How The U.S. Failed The Middle Class; How It Will Influence Online Advertising
Scott Kupor, managing partner at Andreessen Horowitz, explains how "we" are holding back the middle class in America, and points to the U.S. government's mistake to "systematically cut the middle class out of the most important wealth creation opportunity for the next 50 years."
Kupor's rant plants his viewpoint firmly with investors detailing why we should care if the world has fewer billionaire founders and CEOs of publicly traded companies, but the changes also impact the online advertising industry by stifling growth and innovation. He says if the United States had not seen initial public offering (IPO) volumes fall "off of a cliff" in the last decade, the Kaufman Foundation estimates the U.S. would have created an estimated 1.9 million new jobs.
Pointing to examples of two companies founded by Harvard dropouts -- Microsoft and Facebook -- Kupor tells us that until a decade ago about 300 startups went public annually, with the average age about five years. In the most recent decade, fewer than 100 companies each year have gone public, with less than one-third of those being small IPOs, and the average age roughly doubling to 9.4 years.
Regulatory changes have reduced the frequency of stocks in high-growth companies that are offered to the public during dramatic growth phases, he writes, which leads to the economy's decline. I don't necessarily think it's important for a company in the online advertising industry to go public. I do believe they must spend the money to innovate or die.
Some might view my thinking as a dotted line from one concept to another, but companies are going to great lengths to find the best talent, ensure that products resonate with consumers, and reduce operating costs rather than rely on money from investors. Google ran a promotion that gives people a chance to become a test wearer for Google Glass(es), which in turn will educate its engineers on what they need to do to improve the product before it hits the shelf next year. The "explorers" will pay $1,500 for the glasses, as well as attend a launch event in person.

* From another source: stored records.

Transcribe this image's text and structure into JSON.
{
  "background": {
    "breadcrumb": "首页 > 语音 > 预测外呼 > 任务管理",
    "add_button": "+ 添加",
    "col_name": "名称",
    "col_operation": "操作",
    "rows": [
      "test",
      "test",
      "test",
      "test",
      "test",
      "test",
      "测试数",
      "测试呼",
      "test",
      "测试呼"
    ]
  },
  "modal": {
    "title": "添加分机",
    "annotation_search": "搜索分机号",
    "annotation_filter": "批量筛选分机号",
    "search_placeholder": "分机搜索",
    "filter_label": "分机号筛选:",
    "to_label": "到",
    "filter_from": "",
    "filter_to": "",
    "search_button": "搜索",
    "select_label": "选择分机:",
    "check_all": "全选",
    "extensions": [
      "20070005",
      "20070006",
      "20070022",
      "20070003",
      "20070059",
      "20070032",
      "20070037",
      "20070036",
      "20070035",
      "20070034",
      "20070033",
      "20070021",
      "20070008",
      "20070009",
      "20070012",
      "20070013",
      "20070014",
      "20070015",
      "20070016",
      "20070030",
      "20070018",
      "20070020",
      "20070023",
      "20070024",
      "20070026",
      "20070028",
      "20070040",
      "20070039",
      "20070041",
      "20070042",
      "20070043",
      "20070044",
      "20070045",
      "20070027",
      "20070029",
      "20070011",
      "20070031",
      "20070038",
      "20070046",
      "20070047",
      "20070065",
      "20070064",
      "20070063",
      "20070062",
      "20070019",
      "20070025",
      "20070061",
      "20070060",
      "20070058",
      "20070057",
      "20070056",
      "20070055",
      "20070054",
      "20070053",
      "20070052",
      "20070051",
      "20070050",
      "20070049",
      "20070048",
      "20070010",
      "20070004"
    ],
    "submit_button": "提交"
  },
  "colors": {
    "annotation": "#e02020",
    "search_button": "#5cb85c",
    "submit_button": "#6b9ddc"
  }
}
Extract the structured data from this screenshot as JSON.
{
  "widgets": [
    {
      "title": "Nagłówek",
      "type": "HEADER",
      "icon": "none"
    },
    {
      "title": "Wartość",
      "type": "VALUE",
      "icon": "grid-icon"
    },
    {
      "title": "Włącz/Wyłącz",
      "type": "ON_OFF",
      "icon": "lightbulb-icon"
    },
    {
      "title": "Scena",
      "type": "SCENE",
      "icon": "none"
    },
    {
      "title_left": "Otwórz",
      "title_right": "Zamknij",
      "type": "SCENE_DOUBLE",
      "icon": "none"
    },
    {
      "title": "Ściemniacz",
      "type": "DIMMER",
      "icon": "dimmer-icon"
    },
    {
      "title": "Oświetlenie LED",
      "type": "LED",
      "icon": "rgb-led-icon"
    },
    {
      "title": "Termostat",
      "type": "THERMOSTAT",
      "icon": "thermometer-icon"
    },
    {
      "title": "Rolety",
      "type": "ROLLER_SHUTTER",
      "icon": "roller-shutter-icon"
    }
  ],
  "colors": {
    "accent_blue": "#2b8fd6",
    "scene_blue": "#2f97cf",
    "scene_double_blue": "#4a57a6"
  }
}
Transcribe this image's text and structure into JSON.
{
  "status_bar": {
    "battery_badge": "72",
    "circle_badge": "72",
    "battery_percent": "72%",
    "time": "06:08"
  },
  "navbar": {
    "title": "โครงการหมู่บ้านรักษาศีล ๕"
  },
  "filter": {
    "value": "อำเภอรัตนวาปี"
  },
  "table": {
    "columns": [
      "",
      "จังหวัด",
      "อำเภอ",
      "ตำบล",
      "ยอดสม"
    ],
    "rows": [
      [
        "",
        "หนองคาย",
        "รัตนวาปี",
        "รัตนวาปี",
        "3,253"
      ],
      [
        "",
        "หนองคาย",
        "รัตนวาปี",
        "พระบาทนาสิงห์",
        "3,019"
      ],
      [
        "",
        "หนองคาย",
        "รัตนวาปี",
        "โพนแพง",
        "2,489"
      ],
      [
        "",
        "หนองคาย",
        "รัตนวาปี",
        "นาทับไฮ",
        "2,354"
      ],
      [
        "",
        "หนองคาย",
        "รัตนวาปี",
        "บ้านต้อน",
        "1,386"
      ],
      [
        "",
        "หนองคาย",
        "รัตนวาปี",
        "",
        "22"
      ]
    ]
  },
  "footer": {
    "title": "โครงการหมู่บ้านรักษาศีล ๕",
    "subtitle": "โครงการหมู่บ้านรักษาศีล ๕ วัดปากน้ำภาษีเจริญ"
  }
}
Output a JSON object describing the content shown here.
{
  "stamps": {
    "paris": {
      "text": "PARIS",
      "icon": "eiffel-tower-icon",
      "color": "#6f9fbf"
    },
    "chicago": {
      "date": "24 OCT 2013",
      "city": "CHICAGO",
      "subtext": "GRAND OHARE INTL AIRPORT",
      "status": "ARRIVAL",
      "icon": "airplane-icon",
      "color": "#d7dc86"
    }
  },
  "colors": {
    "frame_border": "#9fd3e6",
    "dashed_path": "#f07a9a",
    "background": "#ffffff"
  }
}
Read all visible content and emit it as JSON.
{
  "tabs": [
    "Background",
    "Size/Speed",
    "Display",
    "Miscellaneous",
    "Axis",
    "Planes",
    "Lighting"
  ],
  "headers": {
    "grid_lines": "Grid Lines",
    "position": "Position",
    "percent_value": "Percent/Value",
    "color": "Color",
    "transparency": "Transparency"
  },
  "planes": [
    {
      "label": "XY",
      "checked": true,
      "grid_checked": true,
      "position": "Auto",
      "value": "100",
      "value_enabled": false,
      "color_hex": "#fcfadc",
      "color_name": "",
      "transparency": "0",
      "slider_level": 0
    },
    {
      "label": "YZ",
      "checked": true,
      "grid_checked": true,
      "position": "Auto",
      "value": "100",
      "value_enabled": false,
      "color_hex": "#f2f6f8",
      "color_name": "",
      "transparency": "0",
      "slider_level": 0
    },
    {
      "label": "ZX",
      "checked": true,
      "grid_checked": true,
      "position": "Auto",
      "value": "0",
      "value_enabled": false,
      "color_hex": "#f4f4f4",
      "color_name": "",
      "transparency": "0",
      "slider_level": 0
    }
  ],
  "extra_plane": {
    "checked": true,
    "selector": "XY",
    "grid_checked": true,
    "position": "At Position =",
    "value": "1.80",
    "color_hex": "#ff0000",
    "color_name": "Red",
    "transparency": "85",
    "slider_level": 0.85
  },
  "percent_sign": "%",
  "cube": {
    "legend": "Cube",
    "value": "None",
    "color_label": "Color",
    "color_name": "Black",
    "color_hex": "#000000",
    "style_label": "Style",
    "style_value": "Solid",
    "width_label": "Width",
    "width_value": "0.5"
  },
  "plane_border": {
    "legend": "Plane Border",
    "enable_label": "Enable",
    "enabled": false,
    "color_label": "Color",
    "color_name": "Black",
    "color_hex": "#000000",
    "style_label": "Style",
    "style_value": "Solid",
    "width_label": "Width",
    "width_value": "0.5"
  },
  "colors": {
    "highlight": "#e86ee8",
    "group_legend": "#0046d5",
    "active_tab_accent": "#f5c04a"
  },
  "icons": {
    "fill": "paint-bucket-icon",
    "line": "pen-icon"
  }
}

It will be interesting to see whether analysts crunch the numbers on the amount of money this testing will save Google in operating costs. How much would it cost the search giant to hire the people needed to test the product? Not only are they getting free testers, but people are paying $1,500 to do it. Call it the ultimate marketing tactic, but will it become the future -- especially for startups that need the finanical backing, an alternative to going public?